A vacation can be a refreshing break from your school regimen, but it doesn’t need to break your fitness goals.
It can be easy to “fall off the wagon” and drop your fitness routine when you have time off, especially if you’ve just started an exercise program, says Richard Cotton, National Director of Certification and Certified Clinical Exercise Specialist for the American College of Sports Medicine (ACSM).
Depending on your starting fitness level, you probably won’t lose too much by missing a week or so of exercise during your vacation, says Linda Melone, CSCS (Certified Strength and Conditioning Specialist), a certified personal trainer and fitness coach specializing in women over 50, but if you go longer than that without exercising, you’ll quickly lose your cardiovascular fitness first, and then muscle strength.
However, it is possible to stay active and fit—anytime, anywhere, and with no equipment. To keep your exercise routine alive during your time away from the classroom, try these five simple strength-building moves that can work your whole body. Read about them below, or see them in this infographic. Try to do them three times a week, allowing at least one day off between sessions.
1. Walk and wave
Start walking in place, pumping your arms as if you’re actually walking. Keep walking in place during this entire exercise.
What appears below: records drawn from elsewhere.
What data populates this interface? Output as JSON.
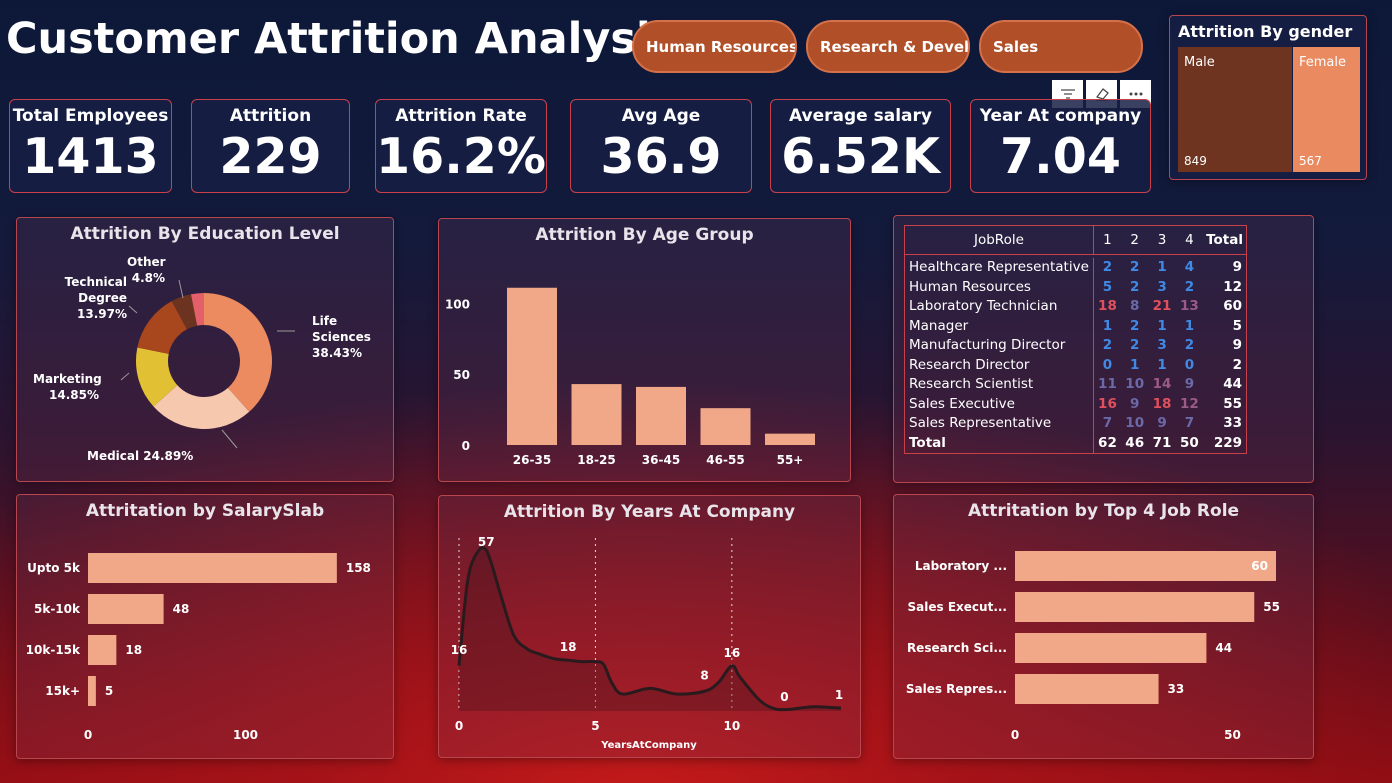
{
  "title": "Customer Attrition Analysis",
  "slicers": [
    "Human Resources",
    "Research & Devel...",
    "Sales"
  ],
  "kpis": [
    {
      "label": "Total Employees",
      "value": "1413"
    },
    {
      "label": "Attrition",
      "value": "229"
    },
    {
      "label": "Attrition Rate",
      "value": "16.2%"
    },
    {
      "label": "Avg Age",
      "value": "36.9"
    },
    {
      "label": "Average salary",
      "value": "6.52K"
    },
    {
      "label": "Year At company",
      "value": "7.04"
    }
  ],
  "toolbar": {
    "icons": [
      "filter-icon",
      "eraser-icon",
      "more-options-icon"
    ]
  },
  "gender": {
    "title": "Attrition By gender",
    "male_label": "Male",
    "male_value": "849",
    "male_color": "#6e3420",
    "female_label": "Female",
    "female_value": "567",
    "female_color": "#ea8a60"
  },
  "education": {
    "title": "Attrition By Education Level",
    "labels": {
      "life": "Life Sciences",
      "life_pct": "38.43%",
      "medical": "Medical 24.89%",
      "marketing": "Marketing",
      "marketing_pct": "14.85%",
      "technical": "Technical Degree",
      "technical_pct": "13.97%",
      "other": "Other",
      "other_pct": "4.8%"
    }
  },
  "age_chart_title": "Attrition By Age Group",
  "matrix": {
    "header": [
      "JobRole",
      "1",
      "2",
      "3",
      "4",
      "Total"
    ],
    "rows": [
      [
        "Healthcare Representative",
        "2",
        "2",
        "1",
        "4",
        "9"
      ],
      [
        "Human Resources",
        "5",
        "2",
        "3",
        "2",
        "12"
      ],
      [
        "Laboratory Technician",
        "18",
        "8",
        "21",
        "13",
        "60"
      ],
      [
        "Manager",
        "1",
        "2",
        "1",
        "1",
        "5"
      ],
      [
        "Manufacturing Director",
        "2",
        "2",
        "3",
        "2",
        "9"
      ],
      [
        "Research Director",
        "0",
        "1",
        "1",
        "0",
        "2"
      ],
      [
        "Research Scientist",
        "11",
        "10",
        "14",
        "9",
        "44"
      ],
      [
        "Sales Executive",
        "16",
        "9",
        "18",
        "12",
        "55"
      ],
      [
        "Sales Representative",
        "7",
        "10",
        "9",
        "7",
        "33"
      ]
    ],
    "total": [
      "Total",
      "62",
      "46",
      "71",
      "50",
      "229"
    ]
  },
  "salary_chart_title": "Attritation by SalarySlab",
  "years_chart_title": "Attrition By Years At Company",
  "top_roles_chart_title": "Attritation by Top 4 Job Role",
  "chart_data": [
    {
      "type": "pie",
      "title": "Attrition By Education Level",
      "categories": [
        "Life Sciences",
        "Medical",
        "Marketing",
        "Technical Degree",
        "Other",
        ""
      ],
      "values": [
        38.43,
        24.89,
        14.85,
        13.97,
        4.8,
        3.06
      ],
      "colors": [
        "#ec8a60",
        "#f6c8ae",
        "#e2c034",
        "#a8461e",
        "#6c3420",
        "#e3606a"
      ]
    },
    {
      "type": "bar",
      "title": "Attrition By Age Group",
      "categories": [
        "26-35",
        "18-25",
        "36-45",
        "46-55",
        "55+"
      ],
      "values": [
        111,
        43,
        41,
        26,
        8
      ],
      "yticks": [
        "0",
        "50",
        "100"
      ],
      "ylim": [
        0,
        120
      ],
      "color": "#f0a888"
    },
    {
      "type": "bar",
      "title": "Attritation by SalarySlab",
      "orientation": "horizontal",
      "categories": [
        "Upto 5k",
        "5k-10k",
        "10k-15k",
        "15k+"
      ],
      "values": [
        158,
        48,
        18,
        5
      ],
      "xticks": [
        "0",
        "100"
      ],
      "xlim": [
        0,
        160
      ],
      "color": "#f0a888"
    },
    {
      "type": "area",
      "title": "Attrition By Years At Company",
      "xlabel": "YearsAtCompany",
      "xticks": [
        "0",
        "5",
        "10"
      ],
      "x": [
        0,
        0.3,
        0.6,
        1,
        1.5,
        2,
        2.5,
        3,
        3.5,
        4,
        4.5,
        5,
        5.3,
        5.6,
        6,
        7,
        8,
        9,
        9.5,
        10,
        10.3,
        11,
        11.5,
        12,
        13,
        14
      ],
      "y": [
        16,
        45,
        55,
        57,
        42,
        27,
        22,
        20,
        18.5,
        18,
        17.5,
        17.5,
        16.5,
        10,
        6,
        8,
        6,
        7,
        10,
        16,
        12,
        4,
        1,
        0.5,
        1.5,
        1
      ],
      "labels": [
        {
          "x": 0,
          "y": 16,
          "text": "16"
        },
        {
          "x": 1,
          "y": 57,
          "text": "57"
        },
        {
          "x": 4,
          "y": 18,
          "text": "18"
        },
        {
          "x": 9,
          "y": 8,
          "text": "8"
        },
        {
          "x": 10,
          "y": 16,
          "text": "16"
        },
        {
          "x": 12,
          "y": 0,
          "text": "0"
        },
        {
          "x": 14,
          "y": 1,
          "text": "1"
        }
      ],
      "ylim": [
        0,
        62
      ],
      "xlim": [
        0,
        14
      ],
      "color": "#2a1a1e"
    },
    {
      "type": "bar",
      "title": "Attritation by Top 4 Job Role",
      "orientation": "horizontal",
      "categories": [
        "Laboratory ...",
        "Sales Execut...",
        "Research Sci...",
        "Sales Repres..."
      ],
      "values": [
        60,
        55,
        44,
        33
      ],
      "xticks": [
        "0",
        "50"
      ],
      "xlim": [
        0,
        65
      ],
      "color": "#f0a888"
    }
  ]
}
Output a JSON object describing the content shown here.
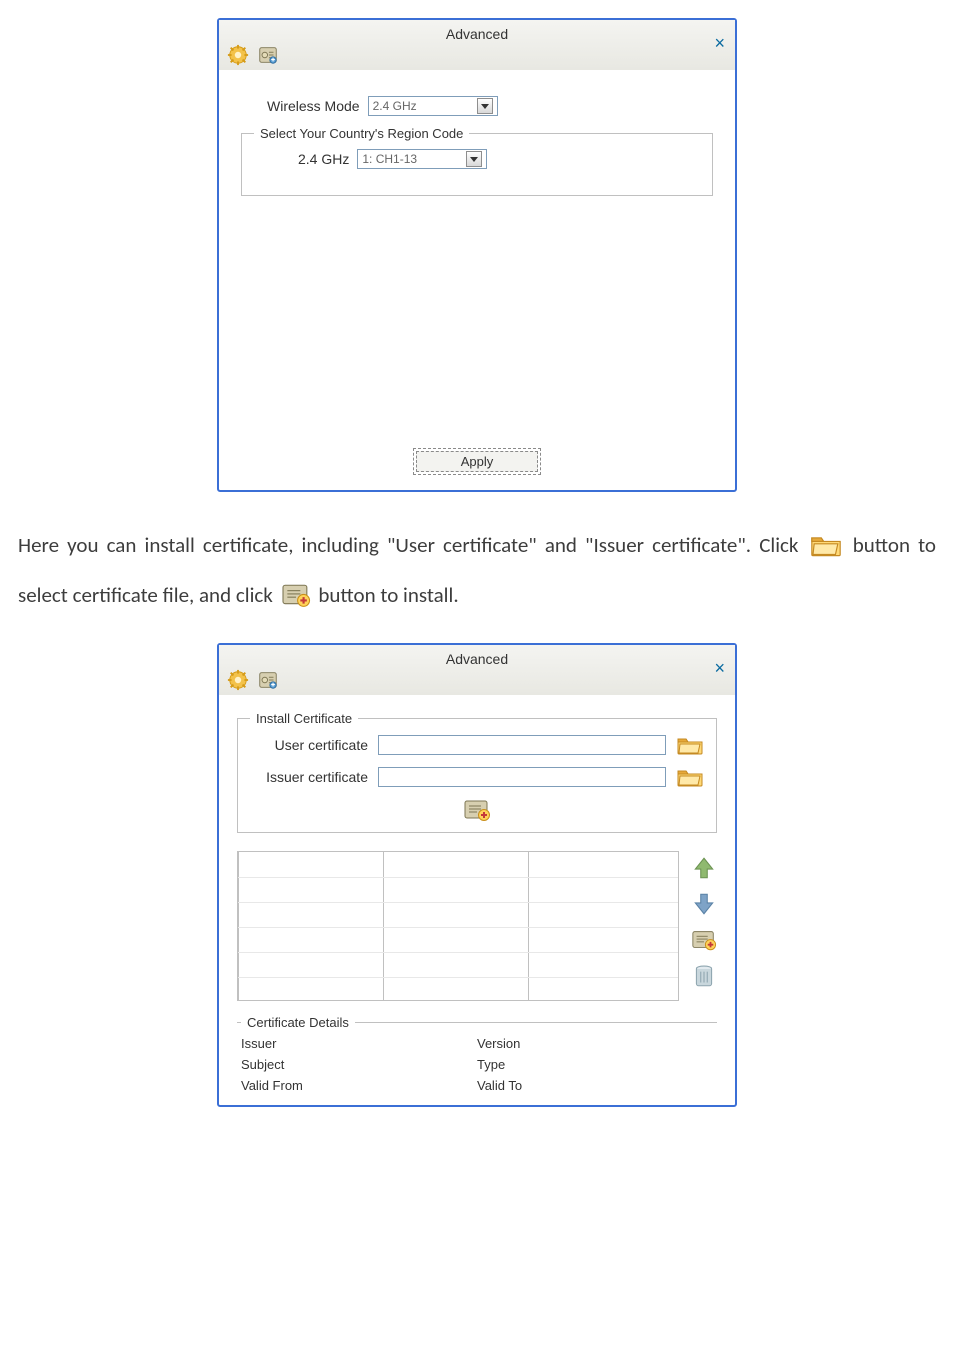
{
  "dialog1": {
    "title": "Advanced",
    "wireless_mode_label": "Wireless Mode",
    "wireless_mode_value": "2.4 GHz",
    "region_group_title": "Select Your Country's Region Code",
    "region_24_label": "2.4 GHz",
    "region_24_value": "1: CH1-13",
    "apply_label": "Apply"
  },
  "paragraph": {
    "t1": "Here you can install certificate, including \"User certificate\" and \"Issuer certificate\". Click ",
    "t2": " button to select certificate file, and click ",
    "t3": " button to install."
  },
  "dialog2": {
    "title": "Advanced",
    "group_title": "Install Certificate",
    "user_cert_label": "User certificate",
    "issuer_cert_label": "Issuer certificate",
    "details_group_title": "Certificate Details",
    "details": {
      "issuer": "Issuer",
      "version": "Version",
      "subject": "Subject",
      "type": "Type",
      "valid_from": "Valid From",
      "valid_to": "Valid To"
    }
  }
}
After 60 seconds, bring your arms up and out to your sides, with palms down and arms parallel to the floor, and make small forward arm circles for 30 seconds. Now flip your palms up and rotate your arms in the opposite direction for 30 seconds. Next, bring your straight arms forward until you clap your hands, and then do the same clapping motion behind you. Continue clapping, front then back, for another 30 seconds. Rest a minute.
Repeat the sequence 2 to 3 times.
2. Squats
Stand with your feet just outside your hips, toes pointed slightly out, arms at your sides. Keeping your chest up, bend your knees and push your bottom back as if you were going to sit in a chair behind you. Squat as far as you comfortably can, keeping your weight in your heels, and stop when your thighs are parallel to the floor. Pause, then return to the original position.
Repeat 12 to 15 times per set, for 1 to 3 sets.
If you only did one thing for your lower body, choose squats, says Kelly James-Enger, an American Council on Exercise (ACE) certified personal trainer since 2007, and coauthor (with Ellie Krieger) of Small Changes, Big Results. They work all the major muscle groups in your lower body and burn lots of calories.
3. Push-ups
Lie face-down with your hands shoulder-distance apart and engage your abs (abdominal muscles) to help you push your body up with your weight supported on your toes and hands. Keep your core engaged as you bend your elbows to 90 degrees to lower your body, then push it back up again. If that’s too challenging, try a modified push-up, keeping your knees on the floor, suggests James-Enger.
You can even do a push-up against a wall.
Repeat 12 to 15 times per set, for 1 to 3 sets.
“Push-ups can be done by someone of any age,” says Cotton. “It all depends on where your hand placement is.”
4. Wall push-up kicks
Stand about two feet away from a wall or counter top. Place your hands on the wall at chest height and lean in, as if you were doing a push-up. Keeping your leg straight, move your right leg up and down behind you while squeezing your glutes at the top of the motion.
Do 15 reps, stop, and then do 12 push-ups against the wall. Repeat with your left leg and do 12 more wall push-ups. Rest a minute.
Repeat 2 to 3 times.
5. Lunges
Stand with your feet under your hips. Step forward with your right foot as you lower your left knee toward the ground until both knees are bent at about a 90-degree angle. Step back with your right foot to return to your original position and repeat, this time stepping forward with your left foot.
When you bend your knee, don’t let your front knee go past your toe.
Repeat 24 to 30 times (12-15 each leg) per set, for 1 to 3 sets.
Alternating left and right leg lunges strengthens your glutes, quads, calves and hamstrings, James-Enger says.
Staying fit is easier than you think!
Exercise consistently, whether you work out for 30 minutes or break it up into shorter intervals scattered through the day. “You can do a lot in a few minutes,” says Cotton.
James-Enger recommends exercising in the morning. Doing something physical when you first get up reminds you that you’re making maintaining your health, strength and fitness is a priority, she says, so you’ll make better food and activity choices throughout the day.
“These simple moves can be done anywhere and work [to strengthen] both the upper and lower body,” says Melone. “Do enough of them and they’ll quickly become cardiovascular, too.”